Having heard of the incident with Jerome Hadley, in the berry field, Lillian and Kate Edgley were irritated and angry and one evening when they were both at the house and May was at work in the kitchen they spoke about it. Lillian was very angry and had decided to give May what she spoke of as “a piece of her mind.” “What’d she want to go in the cheap for?” she asked. “It makes me sick when I think of it—a fellow like that Jerome Hadley! If she was going to cut loose what made her want to go on the cheap?”

In the Edgley family it had always been understood that May was of a different clay and old John Edgley and the boys had always paid her a kind of crude respect. They did not swear at her as they sometimes did at Lillian and Kate, and in secret they thought of her as a link between themselves and the more respectable life of the town. Ma Edgley was respectable enough but she was old and tired and never went out of the house and it was in May the family held up its head. The two brothers were proud of their sister because of her record in the town school. They themselves were working men and never expected to be anything else but, they thought, “that sister of ours has shown the town that an Edgley can beat them at their own game. She is smarter than any of them. See how she has forced the town to pay attention to her.”

As for Lillian—before the incident with Jerome Hadley, she continually talked of her sister. In Norwalk, Fremont, Clyde and the other towns she visited she had many friends. Men liked her because, as they often said, she was a woman to be trusted. One could talk to her, say anything, and she would keep her mouth shut and in her presence one felt comfortably free and easy. Among her secret associates were members of churches, lawyers, owners of prosperous businesses, heads of respectable families. To be sure they saw Lillian in secret but she seemed to understand and respect their desire for secrecy. “You don’t need to make no bones about it with me. I know you got to be careful,” she said.

On a summer evening, in one of the towns she was in the habit of visiting, an arrangement was made. The man with whom she was to spend the evening waited until darkness had come and then, hiring a horse at a livery stable, drove to an appointed place. Side curtains were put on the buggy and the pair set forth into the darkness and loneliness of country roads. As the evening advanced and the more ardent mood of the occasion passed, a sudden sense of freedom swept over the man. “It is better not to fool around with a young girl or with some other man’s wife. With Lillian one does not get found out and get into trouble,” he thought.

The horse went slowly, along out of the way roads—bars were let down and the couple drove into a field. For hours they sat in the buggy and talked. The men talked to Lillian as they could talk to no other woman they had ever known. She was shrewd and in her own way capable and often the men spoke of their affairs, asking her advice. “Now what do you think, Lil’—if you were me would you buy or sell?” one of them asked.

Other and more intimate things crept into the conversations. “Well, Lil’, my wife and I are all right.
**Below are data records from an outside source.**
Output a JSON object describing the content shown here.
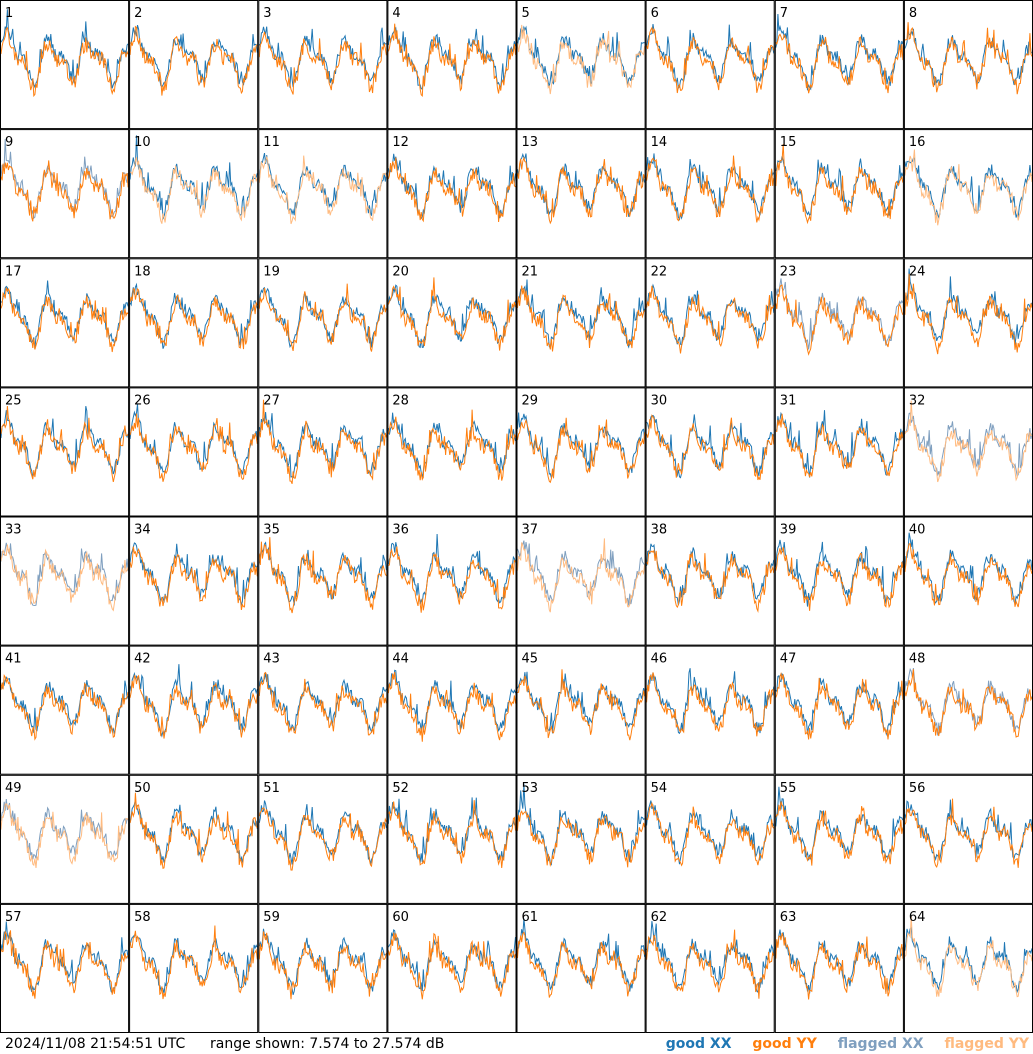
{
  "footer": {
    "timestamp": "2024/11/08 21:54:51 UTC",
    "range_text": "range shown: 7.574 to 27.574 dB"
  },
  "legend": {
    "good_xx": "good XX",
    "good_yy": "good YY",
    "flagged_xx": "flagged XX",
    "flagged_yy": "flagged YY"
  },
  "colors": {
    "good_xx": "#1f77b4",
    "good_yy": "#ff7f0e",
    "flagged_xx": "#7f9fbf",
    "flagged_yy": "#ffbb80"
  },
  "chart_data": {
    "type": "line",
    "grid": [
      8,
      8
    ],
    "ylim": [
      7.574,
      27.574
    ],
    "yunit": "dB",
    "panels": [
      {
        "label": "1",
        "xx": "good",
        "yy": "good"
      },
      {
        "label": "2",
        "xx": "good",
        "yy": "good"
      },
      {
        "label": "3",
        "xx": "good",
        "yy": "good"
      },
      {
        "label": "4",
        "xx": "good",
        "yy": "good"
      },
      {
        "label": "5",
        "xx": "good",
        "yy": "flagged"
      },
      {
        "label": "6",
        "xx": "good",
        "yy": "good"
      },
      {
        "label": "7",
        "xx": "good",
        "yy": "good"
      },
      {
        "label": "8",
        "xx": "good",
        "yy": "good"
      },
      {
        "label": "9",
        "xx": "flagged",
        "yy": "good"
      },
      {
        "label": "10",
        "xx": "good",
        "yy": "flagged"
      },
      {
        "label": "11",
        "xx": "good",
        "yy": "flagged"
      },
      {
        "label": "12",
        "xx": "good",
        "yy": "good"
      },
      {
        "label": "13",
        "xx": "good",
        "yy": "good"
      },
      {
        "label": "14",
        "xx": "good",
        "yy": "good"
      },
      {
        "label": "15",
        "xx": "good",
        "yy": "good"
      },
      {
        "label": "16",
        "xx": "good",
        "yy": "flagged"
      },
      {
        "label": "17",
        "xx": "good",
        "yy": "good"
      },
      {
        "label": "18",
        "xx": "good",
        "yy": "good"
      },
      {
        "label": "19",
        "xx": "good",
        "yy": "good"
      },
      {
        "label": "20",
        "xx": "good",
        "yy": "good"
      },
      {
        "label": "21",
        "xx": "good",
        "yy": "good"
      },
      {
        "label": "22",
        "xx": "good",
        "yy": "good"
      },
      {
        "label": "23",
        "xx": "flagged",
        "yy": "good"
      },
      {
        "label": "24",
        "xx": "good",
        "yy": "good"
      },
      {
        "label": "25",
        "xx": "good",
        "yy": "good"
      },
      {
        "label": "26",
        "xx": "good",
        "yy": "good"
      },
      {
        "label": "27",
        "xx": "good",
        "yy": "good"
      },
      {
        "label": "28",
        "xx": "good",
        "yy": "good"
      },
      {
        "label": "29",
        "xx": "good",
        "yy": "good"
      },
      {
        "label": "30",
        "xx": "good",
        "yy": "good"
      },
      {
        "label": "31",
        "xx": "good",
        "yy": "good"
      },
      {
        "label": "32",
        "xx": "flagged",
        "yy": "flagged"
      },
      {
        "label": "33",
        "xx": "flagged",
        "yy": "flagged"
      },
      {
        "label": "34",
        "xx": "good",
        "yy": "good"
      },
      {
        "label": "35",
        "xx": "good",
        "yy": "good"
      },
      {
        "label": "36",
        "xx": "good",
        "yy": "good"
      },
      {
        "label": "37",
        "xx": "flagged",
        "yy": "flagged"
      },
      {
        "label": "38",
        "xx": "good",
        "yy": "good"
      },
      {
        "label": "39",
        "xx": "good",
        "yy": "good"
      },
      {
        "label": "40",
        "xx": "good",
        "yy": "good"
      },
      {
        "label": "41",
        "xx": "good",
        "yy": "good"
      },
      {
        "label": "42",
        "xx": "good",
        "yy": "good"
      },
      {
        "label": "43",
        "xx": "good",
        "yy": "good"
      },
      {
        "label": "44",
        "xx": "good",
        "yy": "good"
      },
      {
        "label": "45",
        "xx": "good",
        "yy": "good"
      },
      {
        "label": "46",
        "xx": "good",
        "yy": "good"
      },
      {
        "label": "47",
        "xx": "good",
        "yy": "good"
      },
      {
        "label": "48",
        "xx": "flagged",
        "yy": "good"
      },
      {
        "label": "49",
        "xx": "flagged",
        "yy": "flagged"
      },
      {
        "label": "50",
        "xx": "good",
        "yy": "good"
      },
      {
        "label": "51",
        "xx": "good",
        "yy": "good"
      },
      {
        "label": "52",
        "xx": "good",
        "yy": "good"
      },
      {
        "label": "53",
        "xx": "good",
        "yy": "good"
      },
      {
        "label": "54",
        "xx": "good",
        "yy": "good"
      },
      {
        "label": "55",
        "xx": "good",
        "yy": "good"
      },
      {
        "label": "56",
        "xx": "good",
        "yy": "good"
      },
      {
        "label": "57",
        "xx": "good",
        "yy": "good"
      },
      {
        "label": "58",
        "xx": "good",
        "yy": "good"
      },
      {
        "label": "59",
        "xx": "good",
        "yy": "good"
      },
      {
        "label": "60",
        "xx": "good",
        "yy": "good"
      },
      {
        "label": "61",
        "xx": "good",
        "yy": "good"
      },
      {
        "label": "62",
        "xx": "good",
        "yy": "good"
      },
      {
        "label": "63",
        "xx": "good",
        "yy": "good"
      },
      {
        "label": "64",
        "xx": "good",
        "yy": "flagged"
      }
    ]
  }
}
We get along well enough, but we ain’t what you might speak of as lovers,” Lillian’s temporary intimate said. “She jaws me a lot when I smoke too much or when I don’t want to go to church. And then, you see, we’re worried about the kids. My oldest girl is running around a lot with young Harry Garvner and I keep asking myself, ‘Is he any good?’ I can’t make up my mind. You’ve seen him around, Lil’, what do you think?”

Having taken part in many such conversations Lillian had come to depend on her sister May to furnish her with a topic of conversation. “I know how you feel. I feel that way about May,” she said. More than a hundred times she had explained that May was different from the rest of the Edgleys. “She’s smart,” she explained. “I tell you what, she’s the smartest girl that ever went to the high school in Bidwell.”

Having so often used May as an example of what an Edgley could be Lillian was shocked when she heard of the affair in the berry field. For several weeks she said nothing and then one evening in July when the two were alone in the house together she spoke. She had intended to be motherly, direct and kind—if firm, but when the words came her voice trembled and she grew angry. “I hear, May, you been fooling with a man,” she began as they sat together on the front porch of the house. It was a hot evening and dark and a thunder storm threatened and for a long time after Lillian had spoken there was silence and then May put her head into her hands and leaning forward began to cry softly. Her body rocked back and forth and occasionally a dry broken sob broke the silence. “Well,” Lillian added sharply, being determined to terminate her remarks before she also broke into tears, “well, May, you’ve made a darn fool of yourself. I didn’t think it of you. I didn’t think you’d turn out a fool.”

In the attempt to control her own unhappiness and to conceal it, Lillian became more and more angry. Her voice continued to tremble and to regain control of it she got up and went inside the house. When she came out again May still sat in the chair at the edge of the porch with her head held in her hands. Lillian was moved to pity. “Well, don’t break your heart about it, kid. I’m only an old fool after all. Don’t pay too much attention to me. I guess Kate and I haven’t set you such a good example,” she said softly.